The Atticus Institute

Year: 2015
Production Co: The Safran Company
Director: Chris Sparling
Writer: Chris Sparling
Cast: William Mapother, Rya Kihlstedt

Of all the films about ghosts, hauntings, demons and the paranormal the one that looms largest in my estimation is Ghostbusters . Not because it's funny (it is) and not because it's an 80s classic (it is), but because it's one of the few films that treats paranormal research as an actual science, where experts use tools and instruments and there's not a spirit medium or seance in sight.

When I became aware of what The Atticus Institute was about I got excited enough to put it straight on my list, and it didn't disappoint. Using the often-overused found footage device intermingled with mockumentary interview sequences, it depicts a serious study using scientific instruments and measurements into what remains (as the film declares with well-earned brazenness) the only case of demonic possession recognised by the US government.

Through present day interviews we learn about the research institute from the 1960s of the title, a small lab investigating the existence of paranormal phenomena. The grown children of the facility's leader – apparently with some awful fate having befallen him years before – along with the scientists who worked with him, set the story up alongside grainy video clips and security camera footage taken from studies, meetings and research.

Subjects try to see which card is being held up, read each others' thoughts and the like, and they think they've reached a breakthrough when a telekinetic shows promise.

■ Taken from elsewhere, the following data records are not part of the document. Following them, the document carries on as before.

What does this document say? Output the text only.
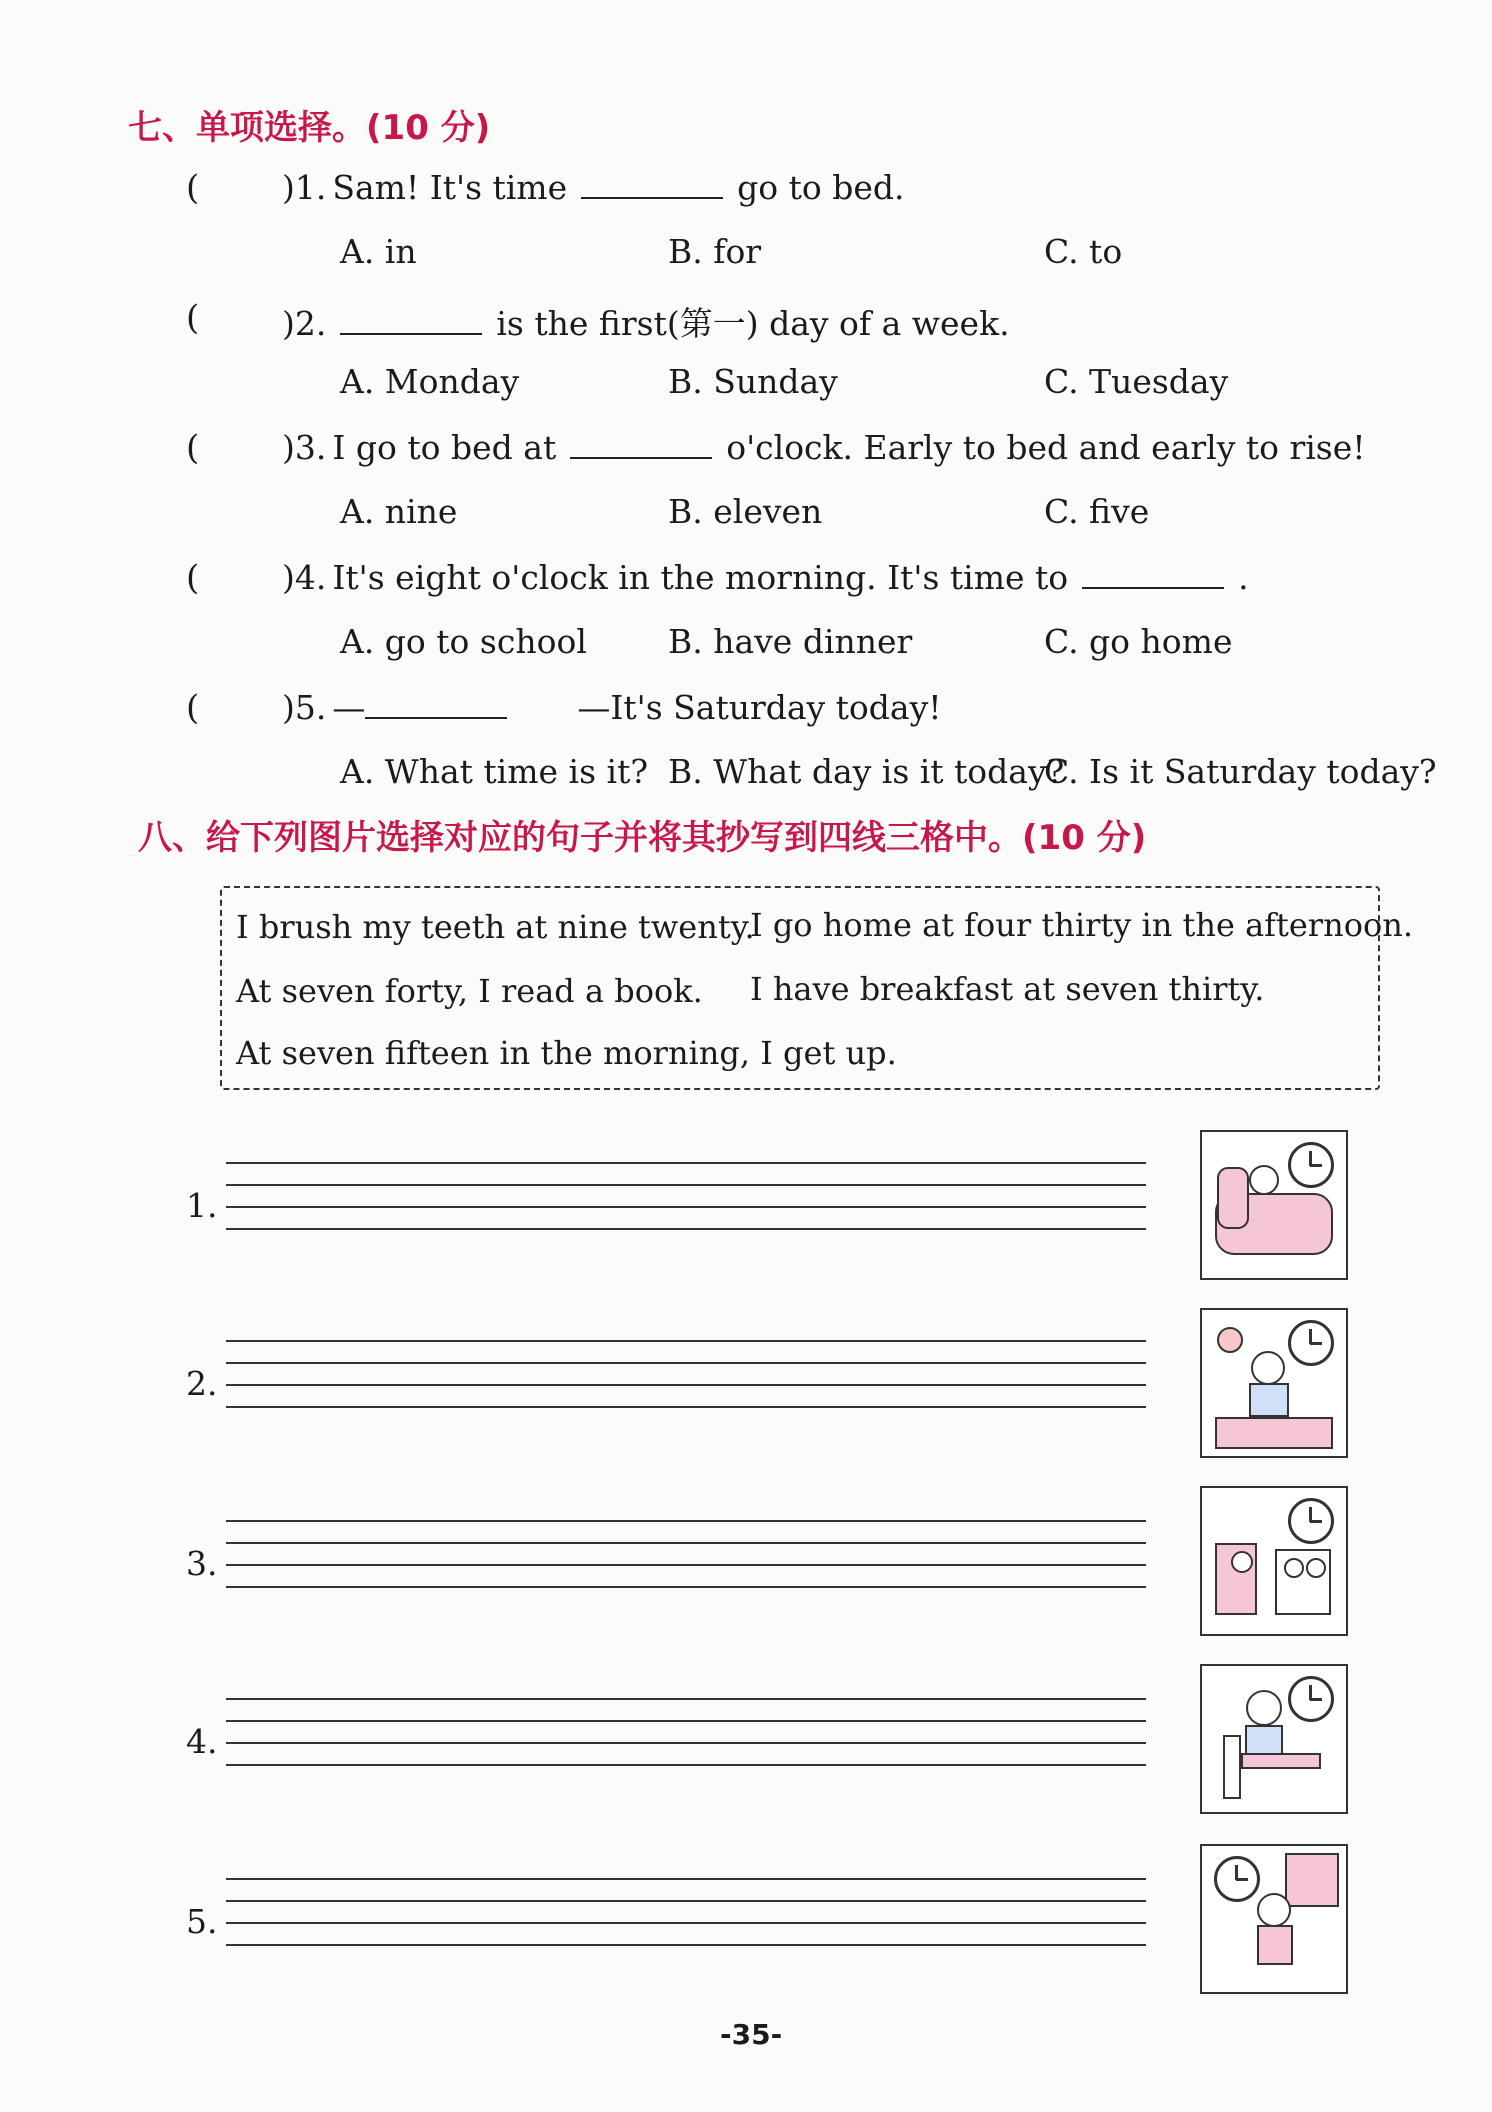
七、单项选择。(10 分)
(	)1. Sam! It's time	go to bed.
A. in	B. for	C. to
(	)2.	is the first(第一) day of a week.
A. Monday	B. Sunday	C. Tuesday
(	)3. I go to bed at	o'clock. Early to bed and early to rise!
A. nine	B. eleven	C. five
(	)4. It's eight o'clock in the morning. It's time to	.
A. go to school B. have dinner	C. go home
(	)5. —	—It's Saturday today!
A. What time is it? B. What day is it today?
C. Is it Saturday today?
八、给下列图片选择对应的句子并将其抄写到四线三格中。(10 分)
I brush my teeth at nine twenty.
I go home at four thirty in the afternoon.
At seven forty, I read a book. I have breakfast at seven thirty.
At seven fifteen in the morning, I get up.
1.
2.
3.
4.
5.
-35-
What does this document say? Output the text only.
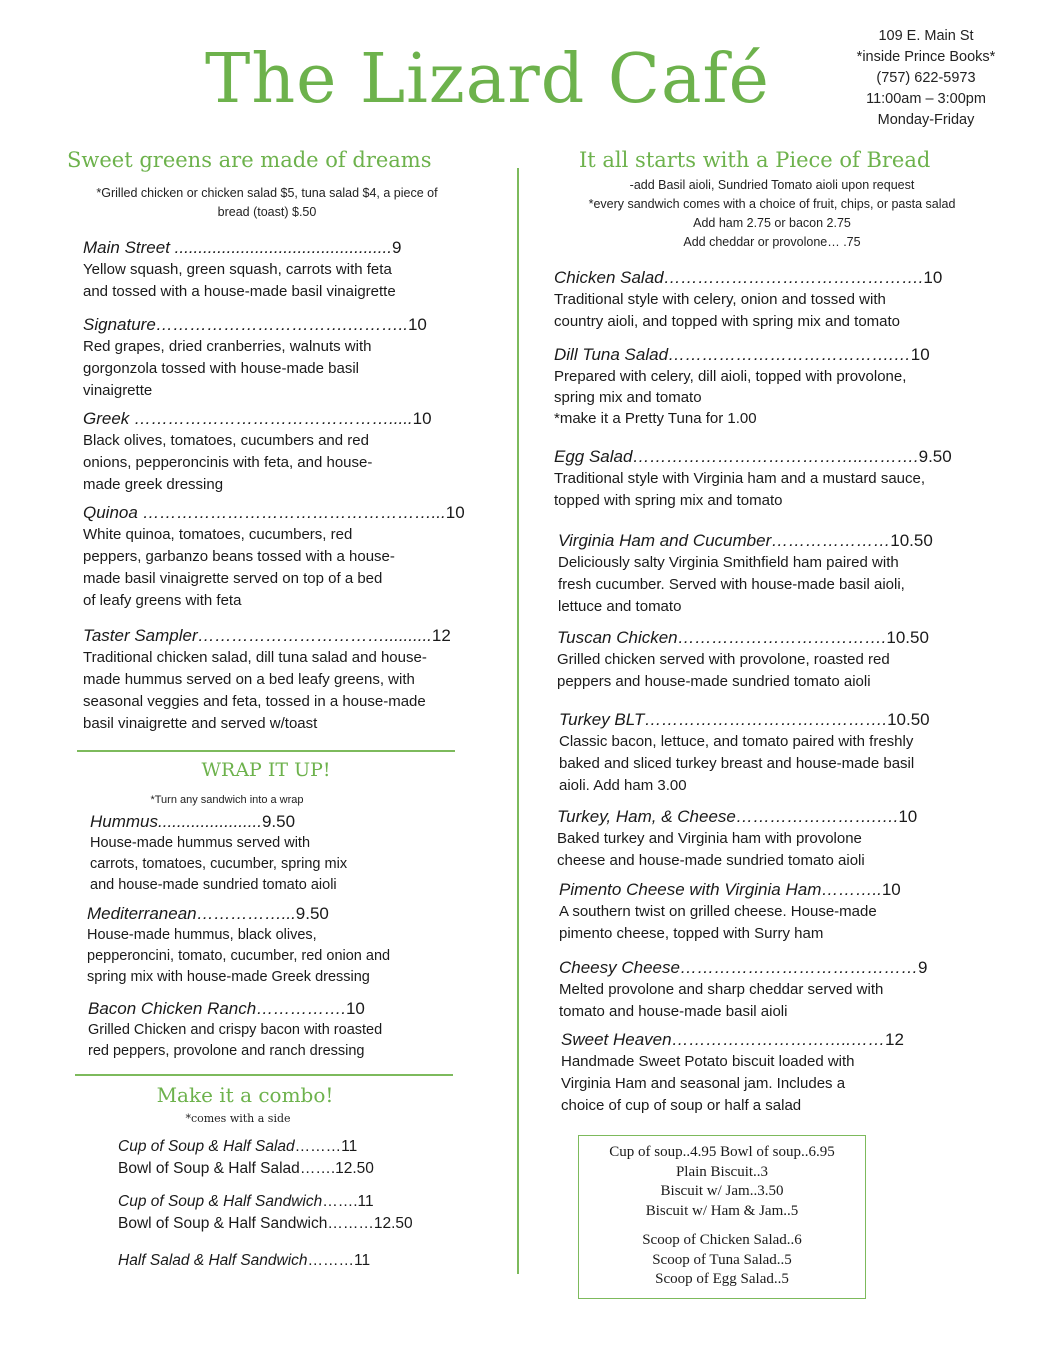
The Lizard Café
109 E. Main St
*inside Prince Books*
(757) 622-5973
11:00am – 3:00pm
Monday-Friday
Sweet greens are made of dreams
*Grilled chicken or chicken salad $5, tuna salad $4, a piece of
bread (toast) $.50
Main Street ..............................................9
Yellow squash, green squash, carrots with feta
and tossed with a house-made basil vinaigrette
Signature…………………………….………..10
Red grapes, dried cranberries, walnuts with
gorgonzola tossed with house-made basil
vinaigrette
Greek ……………………………………….....10
Black olives, tomatoes, cucumbers and red
onions, pepperoncinis with feta, and house-
made greek dressing
Quinoa ……………………………………………...10
White quinoa, tomatoes, cucumbers, red
peppers, garbanzo beans tossed with a house-
made basil vinaigrette served on top of a bed
of leafy greens with feta
Taster Sampler……………………………..........12
Traditional chicken salad, dill tuna salad and house-
made hummus served on a bed leafy greens, with
seasonal veggies and feta, tossed in a house-made
basil vinaigrette and served w/toast
WRAP IT UP!
*Turn any sandwich into a wrap
Hummus......................9.50
House-made hummus served with
carrots, tomatoes, cucumber, spring mix
and house-made sundried tomato aioli
Mediterranean……………...9.50
House-made hummus, black olives,
pepperoncini, tomato, cucumber, red onion and
spring mix with house-made Greek dressing
Bacon Chicken Ranch…………….10
Grilled Chicken and crispy bacon with roasted
red peppers, provolone and ranch dressing
Make it a combo!
*comes with a side
Cup of Soup & Half Salad………11
Bowl of Soup & Half Salad…….12.50
Cup of Soup & Half Sandwich…….11
Bowl of Soup & Half Sandwich………12.50
Half Salad & Half Sandwich………11
It all starts with a Piece of Bread
-add Basil aioli, Sundried Tomato aioli upon request
*every sandwich comes with a choice of fruit, chips, or pasta salad
Add ham 2.75 or bacon 2.75
Add cheddar or provolone… .75
Chicken Salad……………………………………….10
Traditional style with celery, onion and tossed with
country aioli, and topped with spring mix and tomato
Dill Tuna Salad………………………………….…10
Prepared with celery, dill aioli, topped with provolone,
spring mix and tomato
*make it a Pretty Tuna for 1.00
Egg Salad…………………………………..……….9.50
Traditional style with Virginia ham and a mustard sauce,
topped with spring mix and tomato
Virginia Ham and Cucumber…………………10.50
Deliciously salty Virginia Smithfield ham paired with
fresh cucumber. Served with house-made basil aioli,
lettuce and tomato
Tuscan Chicken……………………………….10.50
Grilled chicken served with provolone, roasted red
peppers and house-made sundried tomato aioli
Turkey BLT…………………………………….10.50
Classic bacon, lettuce, and tomato paired with freshly
baked and sliced turkey breast and house-made basil
aioli. Add ham 3.00
Turkey, Ham, & Cheese…………………….….10
Baked turkey and Virginia ham with provolone
cheese and house-made sundried tomato aioli
Pimento Cheese with Virginia Ham………..10
A southern twist on grilled cheese. House-made
pimento cheese, topped with Surry ham
Cheesy Cheese……………………………………9
Melted provolone and sharp cheddar served with
tomato and house-made basil aioli
Sweet Heaven…………………………..……12
Handmade Sweet Potato biscuit loaded with
Virginia Ham and seasonal jam. Includes a
choice of cup of soup or half a salad
Cup of soup..4.95 Bowl of soup..6.95
Plain Biscuit..3
Biscuit w/ Jam..3.50
Biscuit w/ Ham & Jam..5
Scoop of Chicken Salad..6
Scoop of Tuna Salad..5
Scoop of Egg Salad..5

But after the very public embarrassment of it being exposed as a hoax, lead researcher Dr West (Henry Mapother) becomes even more determined to establish the institute's credibility.

A gift that seems to be a Godsend given the timing (but turns out to be from somewhere else entirely) subsequently falls into their laps in the form of the mysterious, quiet Judith (Rya Kihlstedt), bought in by her sister in desperation because she can't stand the strange and unsettling things that happen around Judith anymore.

West and his colleagues agree to study Judith and it soon becomes apparent they're dealing either with the most brilliant hoax in parapsychology or legitimate paranormal activity that includes telekinesis, clairvoyance and more. When it seems Judith's sister has dumped her with the institute – having disconnected her phone and moved away – West and his colleagues' studies of Judith grow slowly more malevolent.

Bad things start happening around her, including to some of the researchers in their own lives, and although West and his team are thrilled to realise they have the first documented case of the supernatural under their roof, they can't ignore the sense of threat. They call in the military to help and advise but they actually take over completely, subjecting Judith to ever-more invasive and inhuman tests, eventually drugging her and locking her in a purpose built chamber where they can study her but figure she can't do any harm.

West and his team end up at loggerheads over their treatment of what is still after all a human being, but as the handler installed by the government admits in his own present-day interviews, when they realised how powerful and dangerous she was, the plan was indeed to make a weapon out of her.

The story is plenty interesting enough to keep you gripped and while it's not the most terrifying experience you'll ever have there's an effective mood of threat and danger with a couple of effective jump scares.

But it's the seeming authenticity that will really win you over. The modern day interviewees look exactly like the people you can imagine would take part in the true life version of this story, and although the found footage conceit is way past its prime by now, the era-specific handheld 16mm scenes and black and white security footage of the institute not only look the part, they're blocked and staged in a way that looks so realistic you don't realise how well they choreograph the unfolding of the story.

Writer/director Chris Sparling has combined several familiar elements to make something in which the premise is fresh and the execution more than lives up to it. And that's interesting in itself because the last film I watched connected to him (ATM, which he wrote) had such a thin premise it had no chance of getting a fully fleshed out story out of it.